ShareCAD lets you upload CAD files in a lot of different formats and displays the 3D model. It offers very minimal interaction, but you can pan and zoom. You also get a link that you can share via email with collaborators so that they can view and download the file. Handy.
ProfiCAD’s AutoCAD Viewer is more limited, but sometimes works where ShareCAD doesn’t. For example, here is an AutoCAD drawing that ShareCAD couldn’t handle.
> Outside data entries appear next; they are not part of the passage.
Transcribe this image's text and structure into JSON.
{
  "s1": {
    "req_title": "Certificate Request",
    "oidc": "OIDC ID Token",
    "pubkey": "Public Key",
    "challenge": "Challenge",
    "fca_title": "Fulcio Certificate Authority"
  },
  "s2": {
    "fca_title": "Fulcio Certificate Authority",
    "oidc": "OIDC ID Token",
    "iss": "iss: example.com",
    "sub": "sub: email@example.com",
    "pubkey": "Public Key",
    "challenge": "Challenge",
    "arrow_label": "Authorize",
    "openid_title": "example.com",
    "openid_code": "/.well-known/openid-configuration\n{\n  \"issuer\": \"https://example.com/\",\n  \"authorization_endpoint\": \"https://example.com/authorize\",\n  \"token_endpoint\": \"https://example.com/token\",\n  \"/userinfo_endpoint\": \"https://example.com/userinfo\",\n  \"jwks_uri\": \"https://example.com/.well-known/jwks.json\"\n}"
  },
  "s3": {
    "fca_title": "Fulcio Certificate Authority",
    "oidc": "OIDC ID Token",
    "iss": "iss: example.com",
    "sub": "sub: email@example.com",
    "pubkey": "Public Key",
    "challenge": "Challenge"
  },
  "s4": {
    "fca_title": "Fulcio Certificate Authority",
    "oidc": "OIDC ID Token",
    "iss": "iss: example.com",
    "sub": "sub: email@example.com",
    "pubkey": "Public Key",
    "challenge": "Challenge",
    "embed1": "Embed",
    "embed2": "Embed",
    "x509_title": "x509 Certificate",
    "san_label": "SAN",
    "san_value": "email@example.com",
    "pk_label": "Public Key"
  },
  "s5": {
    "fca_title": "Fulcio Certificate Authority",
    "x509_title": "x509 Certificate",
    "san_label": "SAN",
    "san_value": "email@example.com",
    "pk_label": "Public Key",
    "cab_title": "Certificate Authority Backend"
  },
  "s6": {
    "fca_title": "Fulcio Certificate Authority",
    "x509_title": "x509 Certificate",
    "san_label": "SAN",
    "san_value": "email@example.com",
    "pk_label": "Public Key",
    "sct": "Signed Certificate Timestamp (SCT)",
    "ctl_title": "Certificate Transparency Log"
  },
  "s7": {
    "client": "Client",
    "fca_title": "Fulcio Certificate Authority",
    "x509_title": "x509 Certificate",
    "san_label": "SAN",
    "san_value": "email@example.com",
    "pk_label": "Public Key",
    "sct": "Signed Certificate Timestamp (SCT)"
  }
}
If you need a chunk of metal for a custom piece for your rig, what are the options? The best way to go is to buy a part that is close to what you need and then modify it, probably some sort of optomechanics. Alternatively, you can buy a chunk of metal and machine it from scratch yourself. McMaster-Carr is a classic place to get raw materials in US, and Fastenal has a smaller, but similar product line. Online Metals, Speedy Metals, and Metal Express are other places to check. RS is the first place I check in the UK (they’re listed under “Workshop Consumables”, and then “Engineering Materials”). Most of the time, the piece you can buy is woefully oversized for what you need. If you don’t have all the tools in your shop to do the rough shaping (cold saw, band saw, horizontal band saw, etc.), then ask a local workshop to do it for you. This sort of rough work should be dirt cheap with fast turnaround, and it saves you having to buy a whole new tool for your own workshop.
I use SolidWorks to design custom parts for my rigs. Many times, these parts mate with existing Thorlabs parts. Fortunately, Thorlabs offers SolidWorks files that can be directly added to an assembly to ensure everything fits. It’s easy to fix relationships between parts (e.g., force a part to slide along posts in the cage system), and determine how everything fits together.
In the screenshot above, some of you probably recognize the Thorlabs cubes, like Darcy was talking about recently, which are so handy. Here, I use one as a enclosure for a dichroic flipper (custom designed in SolidWorks, then 3D printed), and another in the collection pathway.
Thorlabs recently broke ground on a new corporate headquarters in New Jersey. They’re clearly doing a lot of things right. I like their easy-to-navigate website, fast shipping, and how they share a lot of technical information on their parts (including the SolidWorks files of the parts as mentioned in this post).
Micro Waterjet has an abrasive-based technique that enables laser-like precision for machinging small parts. The benefits are: no heat damage/distortion, and materials that are toxic when burned can be machined to laser precision. The jet itself is about 0.35mm in diameter, and this helps them achieve cutting precision of 0.01mm and positioning precision of +/-0.003mm.
Most institutions have their own workshops that will machine parts for researchers, but these workshops are of varying quality and capacity. Often researches will become frustrated by their local workshop estimating delivery times on geological time scales. This can inspire the fantasy of owning your own CNC mill. But do you really want one? And if so, which one?